C’est ce courage et l’engagement que magnifie le chorégraphe burkinabè Serge Aimé Coulibaly dans Kalakuta Republik. « Fela Kuti est un bon exemple parce que musicalement sa musique est très riche et cela pouvait en terme de création, d’ouverture et de force nous amener quelque part. L’esprit de Féla, la force de l’art engagé a fait de Kalakuta Republik un spectacle exceptionnel dans le milieu de la chorégraphie mondiale » a expliqué Serge Aimé Coulibaly.

A travers ce spectacle, l’auteur invite tout simplement le public à s’interroger profondément sur la marche du monde et amener leur conscience à s’ouvrir aux différences engendrées par la mutation de la société. Pour lui, sa création est une invite à refuser la soumission. 

« Avec Kalakuta Republik, je parle du monde qui nous entoure, des guerres insensées et de certains maîtres qui dirigent nos pays sans qu’on ait pas nos mots à dire. J’interroge le public autour du monde qui nous entoure et quel est notre rôle en tant qu’être humain et en tant qu’artiste ? (…) J’interroge sur l’autorité, est-ce qu’on est obligé de toujours subir ? Est-ce qu’on n’a pas une autre manière de voir la chose ? Le vrai problème en Afrique est qu’on a jamais pris le temps d’interroger même le fonctionnement de l’Etat et de la société »  Fait-il savoir.

En décidant de faire montrer sa création à ses compatriotes, c’est une manière pour lui d’inviter les populations à s’interroger également sur la marche du monde. Pour lui, Kalakuta Republik est destiné à tout public même pour ceux qui ne comprennent rien à la danse et à la musique.

« Même si on ne comprend rien à la danse et aux arts d’une manière générale, on prend quelque chose parce que c’est d’abord des humains qui sont en train d’expérimenter des choses sur la scène.

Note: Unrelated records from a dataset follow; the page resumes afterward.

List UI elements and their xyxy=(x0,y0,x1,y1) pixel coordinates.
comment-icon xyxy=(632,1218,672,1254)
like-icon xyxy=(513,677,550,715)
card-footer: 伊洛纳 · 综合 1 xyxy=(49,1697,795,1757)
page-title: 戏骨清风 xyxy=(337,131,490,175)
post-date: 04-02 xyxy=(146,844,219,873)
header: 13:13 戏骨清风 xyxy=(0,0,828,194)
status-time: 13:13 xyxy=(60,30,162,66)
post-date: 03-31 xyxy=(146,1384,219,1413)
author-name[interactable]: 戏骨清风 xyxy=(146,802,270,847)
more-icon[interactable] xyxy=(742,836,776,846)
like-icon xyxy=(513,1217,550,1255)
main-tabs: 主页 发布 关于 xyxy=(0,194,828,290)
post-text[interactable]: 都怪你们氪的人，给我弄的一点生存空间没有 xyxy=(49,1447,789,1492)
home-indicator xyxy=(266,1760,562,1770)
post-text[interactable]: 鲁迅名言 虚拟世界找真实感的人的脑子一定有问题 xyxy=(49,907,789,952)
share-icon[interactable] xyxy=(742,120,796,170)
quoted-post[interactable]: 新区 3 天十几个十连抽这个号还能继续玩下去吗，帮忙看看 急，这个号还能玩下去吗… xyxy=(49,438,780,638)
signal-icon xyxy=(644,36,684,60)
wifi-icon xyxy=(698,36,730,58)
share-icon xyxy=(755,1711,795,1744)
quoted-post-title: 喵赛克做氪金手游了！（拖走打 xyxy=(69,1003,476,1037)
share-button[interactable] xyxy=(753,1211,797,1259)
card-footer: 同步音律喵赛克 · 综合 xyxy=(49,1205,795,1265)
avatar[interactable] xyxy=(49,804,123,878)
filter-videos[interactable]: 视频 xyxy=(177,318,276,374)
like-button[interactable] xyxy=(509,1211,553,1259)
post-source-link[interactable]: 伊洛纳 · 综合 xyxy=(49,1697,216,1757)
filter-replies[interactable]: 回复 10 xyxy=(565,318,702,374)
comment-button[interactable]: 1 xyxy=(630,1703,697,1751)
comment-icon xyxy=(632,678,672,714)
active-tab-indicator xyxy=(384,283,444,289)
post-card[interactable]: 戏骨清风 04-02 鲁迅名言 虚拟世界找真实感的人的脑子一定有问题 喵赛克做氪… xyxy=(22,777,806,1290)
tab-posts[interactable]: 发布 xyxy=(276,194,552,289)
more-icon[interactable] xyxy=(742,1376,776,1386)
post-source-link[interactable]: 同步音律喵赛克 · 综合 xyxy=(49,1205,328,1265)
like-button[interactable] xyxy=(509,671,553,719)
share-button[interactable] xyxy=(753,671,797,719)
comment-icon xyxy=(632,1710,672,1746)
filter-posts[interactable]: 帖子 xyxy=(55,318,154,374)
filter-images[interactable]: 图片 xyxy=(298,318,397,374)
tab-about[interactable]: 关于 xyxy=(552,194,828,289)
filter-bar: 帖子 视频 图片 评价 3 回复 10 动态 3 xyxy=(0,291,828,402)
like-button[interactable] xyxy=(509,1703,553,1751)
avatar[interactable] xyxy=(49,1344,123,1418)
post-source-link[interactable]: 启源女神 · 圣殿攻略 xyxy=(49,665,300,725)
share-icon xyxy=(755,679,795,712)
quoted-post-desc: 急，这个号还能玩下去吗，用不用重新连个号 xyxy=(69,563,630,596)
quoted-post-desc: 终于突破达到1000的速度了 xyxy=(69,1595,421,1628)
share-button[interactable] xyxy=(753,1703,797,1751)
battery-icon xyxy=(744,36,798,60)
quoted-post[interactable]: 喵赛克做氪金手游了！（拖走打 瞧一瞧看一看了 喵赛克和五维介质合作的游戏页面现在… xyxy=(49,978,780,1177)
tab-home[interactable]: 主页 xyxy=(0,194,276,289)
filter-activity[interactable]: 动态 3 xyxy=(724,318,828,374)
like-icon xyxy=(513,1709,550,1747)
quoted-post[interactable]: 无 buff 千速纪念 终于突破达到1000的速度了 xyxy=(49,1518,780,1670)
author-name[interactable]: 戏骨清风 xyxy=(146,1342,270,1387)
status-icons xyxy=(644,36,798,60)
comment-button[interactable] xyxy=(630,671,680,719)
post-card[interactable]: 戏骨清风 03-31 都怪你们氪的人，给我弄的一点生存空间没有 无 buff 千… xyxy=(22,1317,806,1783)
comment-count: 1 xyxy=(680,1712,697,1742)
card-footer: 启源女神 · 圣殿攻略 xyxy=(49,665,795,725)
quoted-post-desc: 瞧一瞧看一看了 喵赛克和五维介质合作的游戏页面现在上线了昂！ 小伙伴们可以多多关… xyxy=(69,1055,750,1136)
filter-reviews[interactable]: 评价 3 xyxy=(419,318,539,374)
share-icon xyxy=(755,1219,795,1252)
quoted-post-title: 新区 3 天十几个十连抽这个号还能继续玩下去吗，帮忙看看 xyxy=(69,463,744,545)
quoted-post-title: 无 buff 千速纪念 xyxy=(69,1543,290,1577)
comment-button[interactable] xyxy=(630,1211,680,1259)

Aussi, cela forge la réflexion », foi de l’auteur. 

Pour découvrir Kalakuta Republik avec sa crème de musiciens et de danseurs et surtout sa philosophie interpellatrice, Serge Aimé Coulibaly dit avoir mis tout en œuvre pour offrir aux populations Burkinabè un spectacle au même standard que celui qu’il propose lors de ses tournées européennes. 

« Nous sommes des créateurs contemporains et nous utilisons la danse principalement. Mais c’est le monde qu’on essaie de recréer à chaque fois. On essaie d’imaginer le monde autrement donc n’importe qui qui vient ne vient pas pour regarder des gens en train de danser mais des humains en train de réécrire le monde » fait remarquer le chorégraphe burkinabè.

Il donne donc rendez vous au public burkinabè le vendredi 11 mai 2018 au Cenasa à Ouagadougou et le samedi 12 mai 2018 à la Maison de la culture de Bobo Dioulasso à partir de 20h30.  L’avant-première de ce spectacle est intervenue le 28 novembre 2016 au cours de la Triennale Danse l’Afrique Danse, qui s’est tenue à Ouagadougou du 26 novembre au 3 décembre 2016.